白銀の女神 紅の王
「待てと言っているだろうがッ!」
もはや、フォレストを殺ることしか頭にない俺に、デュークが悪態をつく。
そして、俺を睨みつけながら、駆け足で口を開いた。
「確かに、頭である者を殺れば、その組織は壊滅状態になる。だが、それは統率された組織だったらの話だ。」
そう言いながらも、腰の抜けたフォレストたちを見据え、苛立たし気に眉間にしわを寄せ…
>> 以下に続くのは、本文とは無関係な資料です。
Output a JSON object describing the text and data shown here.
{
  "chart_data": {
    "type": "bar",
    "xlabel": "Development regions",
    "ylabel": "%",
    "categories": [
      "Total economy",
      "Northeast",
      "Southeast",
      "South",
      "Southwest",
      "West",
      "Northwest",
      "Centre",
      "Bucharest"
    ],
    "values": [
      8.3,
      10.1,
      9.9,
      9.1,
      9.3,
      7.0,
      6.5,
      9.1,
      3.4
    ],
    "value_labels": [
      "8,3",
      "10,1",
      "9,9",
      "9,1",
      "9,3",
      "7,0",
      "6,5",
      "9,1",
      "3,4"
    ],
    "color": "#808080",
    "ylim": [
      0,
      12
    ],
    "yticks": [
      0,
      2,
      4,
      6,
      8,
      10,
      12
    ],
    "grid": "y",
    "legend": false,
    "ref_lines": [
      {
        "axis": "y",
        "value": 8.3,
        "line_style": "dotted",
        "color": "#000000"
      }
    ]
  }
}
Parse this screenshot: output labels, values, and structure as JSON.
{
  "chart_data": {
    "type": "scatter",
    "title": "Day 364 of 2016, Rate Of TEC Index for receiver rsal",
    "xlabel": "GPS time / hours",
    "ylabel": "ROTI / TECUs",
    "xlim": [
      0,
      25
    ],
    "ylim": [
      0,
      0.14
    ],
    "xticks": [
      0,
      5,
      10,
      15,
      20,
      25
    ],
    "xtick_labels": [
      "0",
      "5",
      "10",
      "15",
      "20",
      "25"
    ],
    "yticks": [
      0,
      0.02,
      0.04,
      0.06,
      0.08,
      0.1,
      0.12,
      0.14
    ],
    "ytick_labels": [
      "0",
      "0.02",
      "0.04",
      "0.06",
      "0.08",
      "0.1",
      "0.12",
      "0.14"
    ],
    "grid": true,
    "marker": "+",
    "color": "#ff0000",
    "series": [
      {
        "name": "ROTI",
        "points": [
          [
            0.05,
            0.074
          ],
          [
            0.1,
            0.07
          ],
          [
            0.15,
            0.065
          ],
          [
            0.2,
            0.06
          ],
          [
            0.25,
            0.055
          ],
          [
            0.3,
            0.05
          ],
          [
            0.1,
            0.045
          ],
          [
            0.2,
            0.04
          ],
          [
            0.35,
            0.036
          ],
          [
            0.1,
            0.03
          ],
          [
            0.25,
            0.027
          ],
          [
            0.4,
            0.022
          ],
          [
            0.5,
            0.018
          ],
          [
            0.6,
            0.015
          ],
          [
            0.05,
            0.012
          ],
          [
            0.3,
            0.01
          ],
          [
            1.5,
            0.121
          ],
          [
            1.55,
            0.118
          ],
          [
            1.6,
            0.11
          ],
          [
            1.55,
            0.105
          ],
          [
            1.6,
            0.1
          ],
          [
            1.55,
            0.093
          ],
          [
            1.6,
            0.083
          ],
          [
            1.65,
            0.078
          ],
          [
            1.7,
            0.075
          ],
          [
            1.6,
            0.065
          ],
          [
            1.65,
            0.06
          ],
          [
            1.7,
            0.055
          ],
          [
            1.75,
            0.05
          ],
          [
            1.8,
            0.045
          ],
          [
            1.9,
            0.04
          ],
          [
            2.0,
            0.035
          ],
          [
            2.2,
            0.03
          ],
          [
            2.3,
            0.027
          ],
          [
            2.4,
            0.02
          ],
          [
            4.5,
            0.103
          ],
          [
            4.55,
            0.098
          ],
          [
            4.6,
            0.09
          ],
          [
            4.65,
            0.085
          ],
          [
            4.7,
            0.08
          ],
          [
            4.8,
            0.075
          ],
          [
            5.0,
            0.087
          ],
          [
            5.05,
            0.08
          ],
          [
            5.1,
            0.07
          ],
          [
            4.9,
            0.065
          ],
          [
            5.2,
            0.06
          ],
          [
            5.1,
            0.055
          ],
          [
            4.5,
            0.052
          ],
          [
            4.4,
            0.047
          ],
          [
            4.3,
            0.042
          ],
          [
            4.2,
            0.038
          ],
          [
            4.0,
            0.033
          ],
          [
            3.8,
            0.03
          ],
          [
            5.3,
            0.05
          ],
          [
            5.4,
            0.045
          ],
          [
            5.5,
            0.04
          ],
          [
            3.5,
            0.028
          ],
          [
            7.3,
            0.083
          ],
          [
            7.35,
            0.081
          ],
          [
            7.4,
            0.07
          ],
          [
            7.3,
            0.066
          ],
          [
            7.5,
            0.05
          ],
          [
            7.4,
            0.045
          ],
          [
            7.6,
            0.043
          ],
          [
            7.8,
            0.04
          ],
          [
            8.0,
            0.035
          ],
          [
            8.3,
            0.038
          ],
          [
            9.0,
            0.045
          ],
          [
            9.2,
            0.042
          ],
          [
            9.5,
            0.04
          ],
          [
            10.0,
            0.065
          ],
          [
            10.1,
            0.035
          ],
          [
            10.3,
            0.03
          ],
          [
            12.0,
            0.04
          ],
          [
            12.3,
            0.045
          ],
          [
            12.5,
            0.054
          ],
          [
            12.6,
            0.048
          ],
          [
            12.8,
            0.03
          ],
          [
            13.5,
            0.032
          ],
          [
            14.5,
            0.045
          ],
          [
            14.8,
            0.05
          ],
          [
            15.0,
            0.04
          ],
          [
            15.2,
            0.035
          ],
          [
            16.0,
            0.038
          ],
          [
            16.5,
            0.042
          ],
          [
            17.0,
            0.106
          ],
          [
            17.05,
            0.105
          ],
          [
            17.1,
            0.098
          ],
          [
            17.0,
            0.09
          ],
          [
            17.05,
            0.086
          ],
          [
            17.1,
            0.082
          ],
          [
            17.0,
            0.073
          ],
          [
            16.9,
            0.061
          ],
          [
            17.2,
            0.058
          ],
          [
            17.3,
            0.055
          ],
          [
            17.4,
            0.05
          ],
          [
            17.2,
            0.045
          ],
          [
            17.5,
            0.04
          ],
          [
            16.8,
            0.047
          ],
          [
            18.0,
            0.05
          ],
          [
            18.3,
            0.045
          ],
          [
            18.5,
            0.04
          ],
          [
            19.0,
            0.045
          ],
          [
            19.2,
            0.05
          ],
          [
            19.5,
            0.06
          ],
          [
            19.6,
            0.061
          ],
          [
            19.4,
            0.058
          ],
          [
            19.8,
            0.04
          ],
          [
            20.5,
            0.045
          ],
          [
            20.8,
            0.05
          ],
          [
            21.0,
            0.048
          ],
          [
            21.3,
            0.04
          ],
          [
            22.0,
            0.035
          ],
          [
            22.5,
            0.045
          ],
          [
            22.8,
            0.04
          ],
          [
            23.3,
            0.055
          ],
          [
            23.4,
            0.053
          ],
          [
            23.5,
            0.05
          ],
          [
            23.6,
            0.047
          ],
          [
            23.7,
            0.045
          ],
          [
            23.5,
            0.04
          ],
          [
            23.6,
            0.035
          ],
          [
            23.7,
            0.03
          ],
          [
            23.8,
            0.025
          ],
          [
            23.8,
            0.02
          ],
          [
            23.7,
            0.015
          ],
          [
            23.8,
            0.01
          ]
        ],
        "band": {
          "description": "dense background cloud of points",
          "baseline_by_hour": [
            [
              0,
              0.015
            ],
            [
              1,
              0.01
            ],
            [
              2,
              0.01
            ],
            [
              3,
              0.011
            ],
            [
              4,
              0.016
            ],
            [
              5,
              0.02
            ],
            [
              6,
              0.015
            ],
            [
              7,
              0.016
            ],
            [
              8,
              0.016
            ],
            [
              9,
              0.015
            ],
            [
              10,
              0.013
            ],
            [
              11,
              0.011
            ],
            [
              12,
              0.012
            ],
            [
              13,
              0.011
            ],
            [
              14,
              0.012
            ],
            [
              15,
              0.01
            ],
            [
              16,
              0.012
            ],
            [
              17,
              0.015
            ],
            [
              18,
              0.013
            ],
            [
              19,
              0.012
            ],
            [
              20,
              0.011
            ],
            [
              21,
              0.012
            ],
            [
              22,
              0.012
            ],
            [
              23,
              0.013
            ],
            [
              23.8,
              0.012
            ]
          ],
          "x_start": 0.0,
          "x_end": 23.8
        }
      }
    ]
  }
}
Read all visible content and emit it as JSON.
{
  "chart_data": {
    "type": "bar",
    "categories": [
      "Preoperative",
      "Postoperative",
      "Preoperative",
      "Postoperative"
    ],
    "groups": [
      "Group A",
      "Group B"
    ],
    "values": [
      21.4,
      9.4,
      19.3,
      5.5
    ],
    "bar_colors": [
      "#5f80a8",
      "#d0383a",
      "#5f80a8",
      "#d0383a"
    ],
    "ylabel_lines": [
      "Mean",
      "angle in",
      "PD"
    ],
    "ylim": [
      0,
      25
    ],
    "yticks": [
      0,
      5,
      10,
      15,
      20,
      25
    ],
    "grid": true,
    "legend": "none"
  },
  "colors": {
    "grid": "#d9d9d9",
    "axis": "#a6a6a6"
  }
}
「こいつらの組織はどうだ?こんな、小物が組織の頭だったんだぞ?こいつ一人を殺ったって、反逆者どもは必ず再編化する。そうなれば、同じ事の繰り返しだ!」
デュークの言葉に、ギリッと唇を噛みしめながら、衝動に耐える。
剣を掴んだ手は、力を込めすぎて白くなっていた。
そんなことは、分かっている。
これは、一国の国王として許すまじき行動だと言う事を…
国に仇なした者を、個人の感情だけでどうこうして良い問題ではない事を…
立場が許さない事は、百も承知だった。
しかし……――――
「今は耐えるんだ。」
「だがコイツは、エレナを…ッ!」
腕を掴むデュークの顔すら見ずに、目の前のフォレストを鋭く睨む。
「エレナ?」
横から、デュークの訝しげな声が上がる。